In the velocity world, as discussed above, the forecast cannot be only about existing deals. If you want to forecast a quarter, you’ll need to include results from the high-funnel and planned demangen. I’d still call it a forecast, but I’d know that it’s not quite the same thing as a forecast in enterprise. And by presenting in the three layers above, you can remind everyone of that.

# # #


[1] Monthly-varying SaaS is a different concept, which I used in that post, featuring short contracts (e.g., month-to-month) where the spend can vary every month, usually as the result of a flexible user-based pricing model, a consumption-based pricing model, or a hybrid pricing model (e.g., base + overage).  In such environments, simple SaaS concepts like ARR can quickly lose meaning, as do the metrics that rely on them (e.g., CAC ratio).

[2] Which I think had its ancient origins in the idea that you win 33%, lose 33%, and 33% slip. (Thus assuming a 50% competitive win rate.) Regardless of its roots, 3x (starting) coverage is a widely accepted norm, so much so that I fear it’s often a self-fufilling prophecy.

[3] We’re ignoring the distribution of average sales cycle length for closed/won deals, its standard deviation, and the fact the three different outcomes (i.e., win, loss, slip) will likely have three different average opportunity cycle lengths (e.g., you usually lose faster than you win), each with its own distribution.

[4] And, most unrealistically, that deals never slip to a subsequent period.
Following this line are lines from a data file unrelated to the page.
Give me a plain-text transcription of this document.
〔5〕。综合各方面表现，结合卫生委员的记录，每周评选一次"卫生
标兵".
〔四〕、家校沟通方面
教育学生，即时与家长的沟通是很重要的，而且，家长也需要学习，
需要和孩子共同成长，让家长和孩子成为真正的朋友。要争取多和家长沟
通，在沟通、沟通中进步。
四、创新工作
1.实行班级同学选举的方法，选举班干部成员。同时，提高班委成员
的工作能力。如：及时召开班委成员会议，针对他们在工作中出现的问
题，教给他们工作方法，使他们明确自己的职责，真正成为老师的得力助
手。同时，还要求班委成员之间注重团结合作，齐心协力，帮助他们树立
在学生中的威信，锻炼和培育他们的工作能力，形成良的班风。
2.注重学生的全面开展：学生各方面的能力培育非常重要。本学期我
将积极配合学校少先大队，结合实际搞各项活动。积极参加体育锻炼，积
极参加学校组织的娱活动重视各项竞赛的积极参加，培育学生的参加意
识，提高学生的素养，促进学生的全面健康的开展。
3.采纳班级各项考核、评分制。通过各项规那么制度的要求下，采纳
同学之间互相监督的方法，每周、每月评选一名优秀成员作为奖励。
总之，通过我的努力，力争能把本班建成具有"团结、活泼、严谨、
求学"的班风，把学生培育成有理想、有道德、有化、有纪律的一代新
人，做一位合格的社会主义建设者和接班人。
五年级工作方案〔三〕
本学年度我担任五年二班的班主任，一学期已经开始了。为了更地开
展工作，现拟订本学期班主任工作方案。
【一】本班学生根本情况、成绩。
We’re also assuming that all opportunities are generated on the first day of month, an exactly 30-day lag from MQL to opportunity, and that all MQLs are generated on the first day of month, and convert in exactly 30 days. (And, for the detail-oriented, that every month is 30 days.) Overall, with these simplifying assumptions, you start every month with only the opportunities generated from MQLs generated the prior month and only those opportunities. There is no leftover pipeline sloshing around to confuse things.

[5] The reality is likely somewhat less than 1.0x because we’d normally expected to some backloading (“linearity”) of the quarterly target across the months of the quarter.  In enterprise, that backloading is severe (e.g., most enterprise cash models assume a 10/20/70 distribution). In velocity SaaS, I’ve seen from 30/30/40 (i.e., pretty flat) to 10/20/70 (i.e., as backloaded as enterprise), typically reflecting a quarterly (as opposed to a monthly) sales cadence which is usually a mistake in a velocity model.

[6] To intelligently compare pipeline across quarters we need to fix a point in time to snapshot it. In enterprise, I prefer day one of week three because it’s early enough to take actions (e.g., reducing expenses), but late enough so sales can no longer credibly claim they need more time for pipeline cleanup (aka, scrubbing).

[7] In enterprise, this is a major sin because deal sizes vary significantly and values should be inserted only after discovery and price-point socialization (e.g., “you do know that this costs $150K?”)  In velocity, it’s a lesser sin because the deal sizes tend to be more similar.  Either way, if all we’re doing is counting opportunities and multiplying by a constant, then why not just admit it and count opportunities directly? The more sophisticated the proxy, the more I like it (e.g., using $10K for SMB, $25K for MM, and $75K for ENT).

[8] Technically, I’d say budget is a synonym for the financial part of the plan. That is, a budget is only one part of a plan. A plan would also include strategic goals, objectives for attaining them, and organization structure.